Hay muchos casos de inocentadas, muchas veces, colectivas, barriales.
Mi madre tuvo almacén y allí se veía y oía de todo.
Había cerca de la provisión dos talleres mecánicos que adquirían sus vituallas alimentarias en el comercio de Doña Chicha.
De alguna forma, la cercanía del trato diario y la calidad de gente hacían que tuviésemos una relación muy parecida a la amistad.
En uno de estos talleres ingresó un hombre, ya veterano, de cuerpo enjuto y grandes lentes de grueso cristal. Recuerdo su voz aguda y su modo gentil y bonachón. Además era poseedor de un nombre difícil de olvidar, Leoncio, si como el león de los dibujitos animados, que hacía dupla junto a Tristón en las series de cómics de antaño.
Un buen día, Leoncio entró al almacén a buscar “jugo de ladrillo” que era, según su encargado del taller, para darle color y textura a la pintura de los autos rojos.
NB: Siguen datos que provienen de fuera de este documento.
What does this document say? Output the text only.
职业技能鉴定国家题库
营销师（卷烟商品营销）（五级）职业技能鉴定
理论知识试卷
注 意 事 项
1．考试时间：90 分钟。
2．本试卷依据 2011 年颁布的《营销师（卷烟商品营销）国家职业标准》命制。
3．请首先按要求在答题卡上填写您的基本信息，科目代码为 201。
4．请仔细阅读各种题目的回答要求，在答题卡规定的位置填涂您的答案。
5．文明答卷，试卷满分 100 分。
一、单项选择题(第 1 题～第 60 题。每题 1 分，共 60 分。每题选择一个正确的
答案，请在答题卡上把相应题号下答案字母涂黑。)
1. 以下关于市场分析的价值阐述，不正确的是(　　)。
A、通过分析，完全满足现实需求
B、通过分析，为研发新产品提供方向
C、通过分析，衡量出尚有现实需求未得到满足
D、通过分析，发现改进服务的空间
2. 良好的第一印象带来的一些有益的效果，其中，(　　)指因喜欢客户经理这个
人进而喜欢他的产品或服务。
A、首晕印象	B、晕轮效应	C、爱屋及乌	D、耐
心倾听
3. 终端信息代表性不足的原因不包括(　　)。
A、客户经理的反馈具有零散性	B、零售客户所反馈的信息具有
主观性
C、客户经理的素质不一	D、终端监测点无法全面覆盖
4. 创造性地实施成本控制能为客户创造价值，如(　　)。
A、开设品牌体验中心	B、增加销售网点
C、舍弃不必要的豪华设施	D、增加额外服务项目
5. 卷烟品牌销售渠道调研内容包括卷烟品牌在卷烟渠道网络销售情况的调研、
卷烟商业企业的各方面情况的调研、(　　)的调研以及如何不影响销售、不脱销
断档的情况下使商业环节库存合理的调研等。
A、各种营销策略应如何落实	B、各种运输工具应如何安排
El pobre Leoncio, que claramente desconocía por completo el tema de la pintura de autos, ya había ido a las ferreterías del barrio como le habían indicado y ninguna le advirtió del hecho de que se trataba de una broma.
Como no quería llegar con las manos vacías, pasó por el almacén a preguntar, por las dudas, si teníamos en stock el dichoso jugo.
Al tiempo cuando ingresó al taller un nuevo integrante, de nombre Fernando, Leoncio, ya muy experiente, sometió al joven a una broma.
A modo de venganza personal, le indicó que tenía que ir a buscar cinco metros de “Cadena Andebu” a la ferretería y que no podía volver sin ella.
Pero la historia de Fernandito se solucionó muy rápido.
Cuando volvió al taller y le preguntaron por la Cadena, contestó con tristeza y bronca:
—Me la negaron.
La historia parece se reitera hoy.
Hay otro Fernando, al que le negaron la Cadena.
Cosas del destino.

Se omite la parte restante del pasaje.